7 Analysis Lines 16-19 “To each the boulders that have fallen to each. And some are leaves and some so nearly balls We have to use a spell to make them balance: ‘Stay where you are until our backs are turned!” As they walk along they pick boulders that have fallen to their side, but the speaker and his neighbor have a difficult time putting the some boulders into other wall. The process of replacing the little boulders is so frustrating that the pair begin taking small rocks and using them to balance the boulders as if they were using a “spell”. The speaker and his neighbor wish for the boulders to stay in place but know when their backs are turned it will soon fall apart.

8 Analysis Lines 20-26 “We wear our fingers rough with handling them. Oh, just another kind of out- door game, One on a side. It comes to little more: There where it is we do not need the wall: He is all pine and I am apple orchard. My apple trees will never get across And eat the cones under his pines, I tell him.” As the speaker and his neighbor walk along the wall repairing it their hands become callus and rough. The speaker compares the whole process to a game, like volleyball. The wall is like a net, and the speaker and his neighbor are the opposing teams. The speaker says that such a ritual is unnecessary and is little more than a game with no deeper purpose. The speaker indicates that the “precious” wall, is actually unneeded now we find that the speaker isn’t really into the wall itself. He wants to convince his neighbor that the wall is plain unnecessary. He explains that the apples that he grows will not cross the “line” between their properties and disturb the pine trees which grow on the other side.

9 Analysis Lines 27-29 “He only says, ‘Good fences make good neighbors.’ Spring is the mischief in me, and I wonder if I could put a notion in his head:” In response to the speakers suggestion the neighbor simply says “Good fences make good neighbors.” The speaker becomes a bit troublesome, he desperately wants to stir the pot and challenges that “good fences make good neighbors”. He wishes that he can somehow inspire his neighbor to rethink the idea of repairing the wall.

10 Analysis Lines 30-36 “Why do they make good neighbors? Isn’t it Where there there are cows? But here there are no cows. Before I built a wall I’s ask to know What I was walling in or walling out, And to whom I was like to give offence. Something there is that doesn’t love a wall, That wants it down. I could say Elves’ to him” The speaker understands the neighbor’s philosophy, if one person has cows and wants to keep them contained. But there are none We infer that the wall was never his idea to build, it was his neighbor's. He tells us that, if he ever builds a wall, he will first ask what purpose does it serve.

11 Analysis Lines 37-40 “But its not elves exactly, and I'd rather He sais it for himself. I see him there Bringing a stone grasped firmly by the top In each hand, like an old-stone savage armed.” The speaker can tell his neighbor that elves are destroying the wall, but he knows that they aren’t, and wants his neighbor to come up with some silly explanation on his own. He wants his neighbor to lighten up, and question the real necessity of keeping a wall between them. As the neighbor holds onto a stone the speaker thinks of him as a simple- minded caveman.

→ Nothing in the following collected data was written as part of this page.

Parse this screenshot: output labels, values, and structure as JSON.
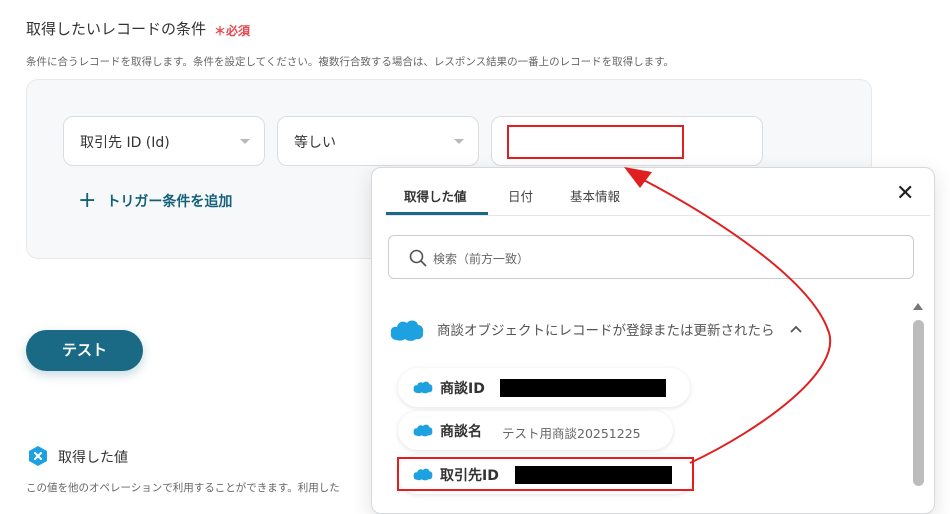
{
  "section": {
    "title": "取得したいレコードの条件",
    "required_mark": "＊必須",
    "description": "条件に合うレコードを取得します。条件を設定してください。複数行合致する場合は、レスポンス結果の一番上のレコードを取得します。"
  },
  "condition": {
    "field_value": "取引先 ID (Id)",
    "operator_value": "等しい",
    "compare_value": ""
  },
  "add_trigger_label": "トリガー条件を追加",
  "test_button_label": "テスト",
  "retrieved_values": {
    "title": "取得した値",
    "description": "この値を他のオペレーションで利用することができます。利用した"
  },
  "popup": {
    "tabs": [
      "取得した値",
      "日付",
      "基本情報"
    ],
    "active_tab": "取得した値",
    "search_placeholder": "検索（前方一致）",
    "group_label": "商談オブジェクトにレコードが登録または更新されたら",
    "items": [
      {
        "label": "商談ID",
        "sample": ""
      },
      {
        "label": "商談名",
        "sample": "テスト用商談20251225"
      },
      {
        "label": "取引先ID",
        "sample": ""
      }
    ]
  },
  "colors": {
    "accent": "#1b6a85",
    "required": "#e5484d",
    "highlight": "#e02020",
    "salesforce": "#1ea1e0"
  }
}
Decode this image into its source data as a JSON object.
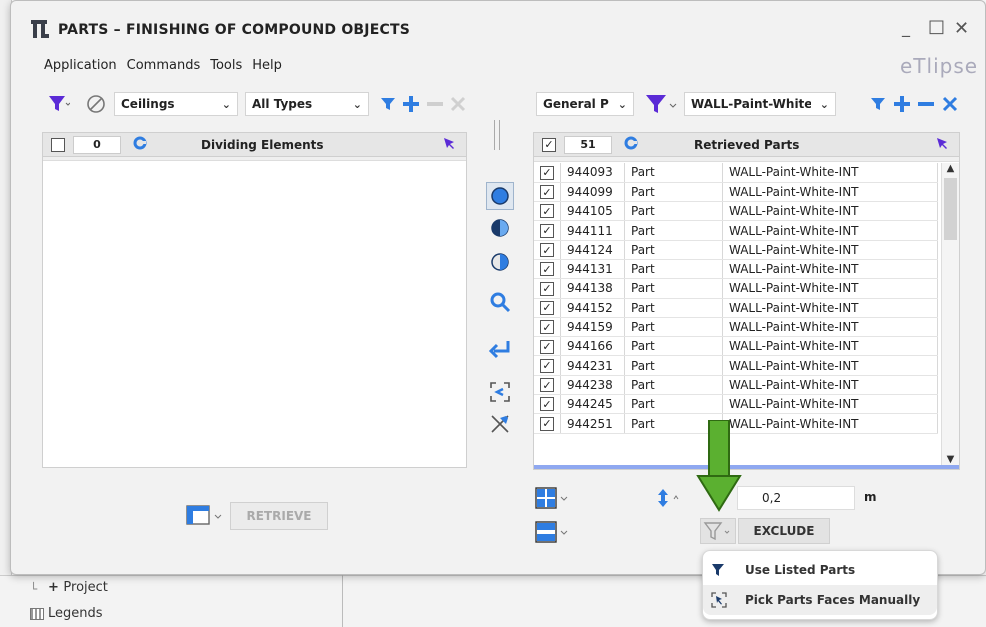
{
  "window": {
    "title": "PARTS – FINISHING OF COMPOUND OBJECTS",
    "brand": "eTlipse",
    "minimize": "_",
    "maximize": "□",
    "close": "✕"
  },
  "menu": [
    "Application",
    "Commands",
    "Tools",
    "Help"
  ],
  "left": {
    "category": "Ceilings",
    "types": "All Types",
    "count": "0",
    "header": "Dividing Elements",
    "retrieve_label": "RETRIEVE"
  },
  "right": {
    "param": "General P",
    "value_filter": "WALL-Paint-White-INT",
    "count": "51",
    "header": "Retrieved Parts",
    "rows": [
      {
        "id": "944093",
        "type": "Part",
        "name": "WALL-Paint-White-INT"
      },
      {
        "id": "944099",
        "type": "Part",
        "name": "WALL-Paint-White-INT"
      },
      {
        "id": "944105",
        "type": "Part",
        "name": "WALL-Paint-White-INT"
      },
      {
        "id": "944111",
        "type": "Part",
        "name": "WALL-Paint-White-INT"
      },
      {
        "id": "944124",
        "type": "Part",
        "name": "WALL-Paint-White-INT"
      },
      {
        "id": "944131",
        "type": "Part",
        "name": "WALL-Paint-White-INT"
      },
      {
        "id": "944138",
        "type": "Part",
        "name": "WALL-Paint-White-INT"
      },
      {
        "id": "944152",
        "type": "Part",
        "name": "WALL-Paint-White-INT"
      },
      {
        "id": "944159",
        "type": "Part",
        "name": "WALL-Paint-White-INT"
      },
      {
        "id": "944166",
        "type": "Part",
        "name": "WALL-Paint-White-INT"
      },
      {
        "id": "944231",
        "type": "Part",
        "name": "WALL-Paint-White-INT"
      },
      {
        "id": "944238",
        "type": "Part",
        "name": "WALL-Paint-White-INT"
      },
      {
        "id": "944245",
        "type": "Part",
        "name": "WALL-Paint-White-INT"
      },
      {
        "id": "944251",
        "type": "Part",
        "name": "WALL-Paint-White-INT"
      }
    ],
    "offset_value": "0,2",
    "offset_unit": "m",
    "exclude_label": "EXCLUDE"
  },
  "dropdown": {
    "items": [
      "Use Listed Parts",
      "Pick Parts Faces Manually"
    ]
  },
  "background": {
    "project": "Project",
    "legends": "Legends"
  },
  "colors": {
    "accent_blue": "#2f7de1",
    "filter_purple": "#5b2bd6",
    "arrow_green": "#5bb030"
  }
}
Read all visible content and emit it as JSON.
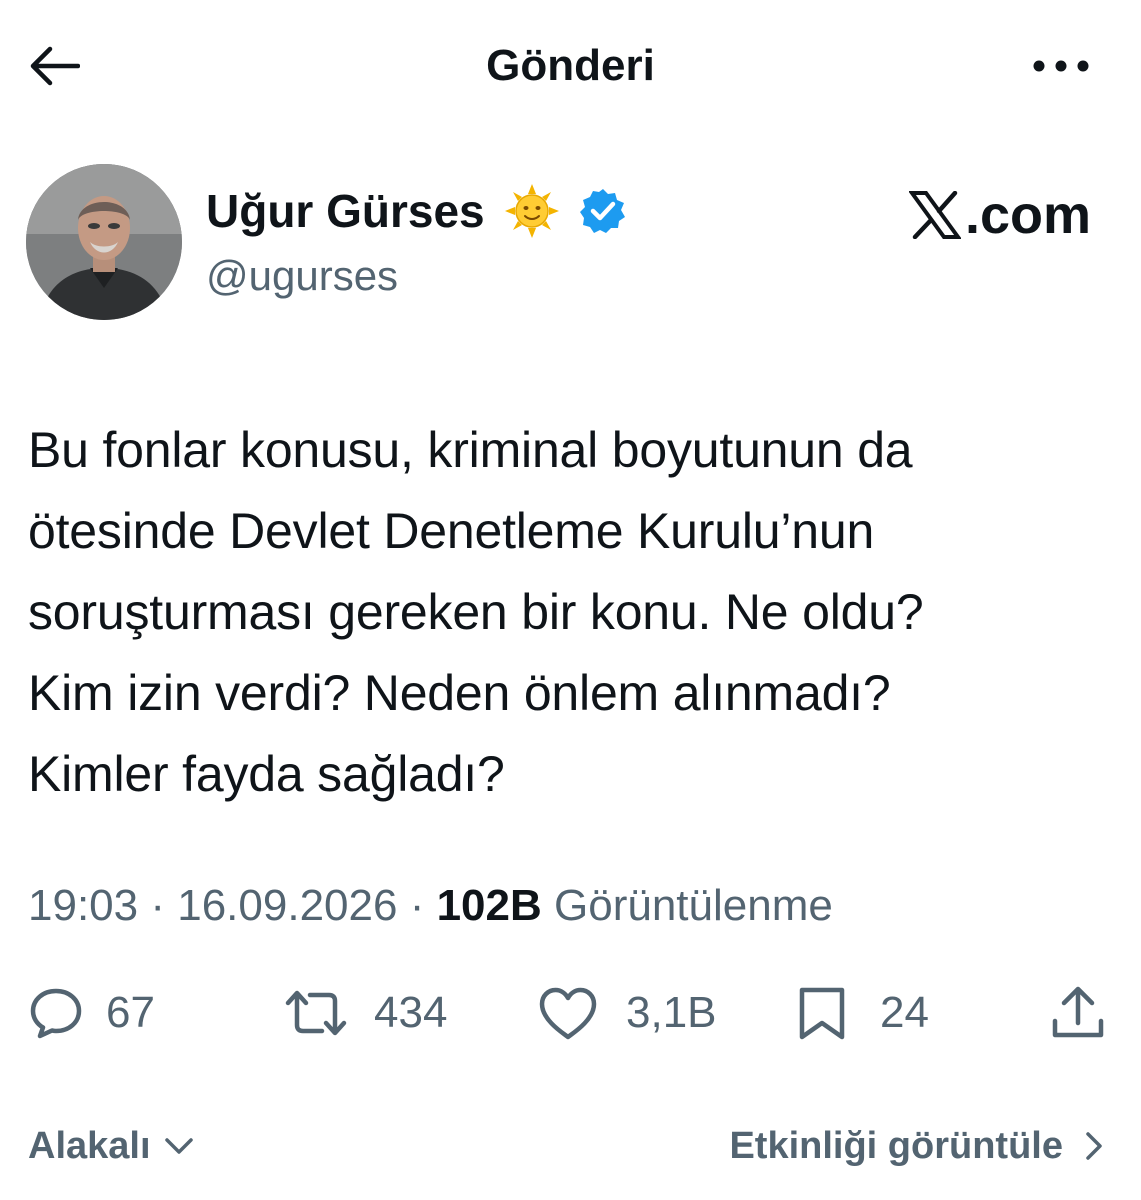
{
  "header": {
    "title": "Gönderi",
    "back_icon": "arrow-left-icon",
    "more_icon": "more-horizontal-icon"
  },
  "author": {
    "name": "Uğur Gürses",
    "handle": "@ugurses",
    "emoji": "sun-with-face-icon",
    "verified_icon": "verified-badge-icon",
    "verified_color": "#1d9bf0"
  },
  "brand": {
    "label": ".com",
    "icon": "x-logo-icon"
  },
  "post": {
    "text": "Bu fonlar konusu, kriminal boyutunun da\nötesinde Devlet Denetleme Kurulu’nun\nsoruşturması gereken bir konu. Ne oldu?\nKim izin verdi? Neden önlem alınmadı?\nKimler fayda sağladı?",
    "time": "19:03",
    "date": "16.09.2026",
    "separator": "·",
    "views_count": "102B",
    "views_label": "Görüntülenme"
  },
  "actions": {
    "replies": {
      "icon": "reply-icon",
      "count": "67"
    },
    "reposts": {
      "icon": "repost-icon",
      "count": "434"
    },
    "likes": {
      "icon": "heart-icon",
      "count": "3,1B"
    },
    "bookmarks": {
      "icon": "bookmark-icon",
      "count": "24"
    },
    "share": {
      "icon": "share-icon"
    }
  },
  "footer": {
    "related_label": "Alakalı",
    "activity_label": "Etkinliği görüntüle"
  },
  "colors": {
    "text": "#0f1419",
    "secondary": "#536471",
    "accent": "#1d9bf0",
    "background": "#ffffff"
  }
}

12 Analysis Lines 41-45 “He moves in darkness as it seemed to me, Not of woods only and the shade of trees. He will not go behind his father’s saying, And he likes having thought of it so well He says again, “Good fences make good neighbors.” The neighbor doesn’t only look a bit like an old- stone savage but there’s also a darkness inside him. We learn that the neighbors phrase actually isn’t his own, but was instilled into him by his father. When the speaker tells us this we see that his neighbor as a man of traditional and old-schools rules.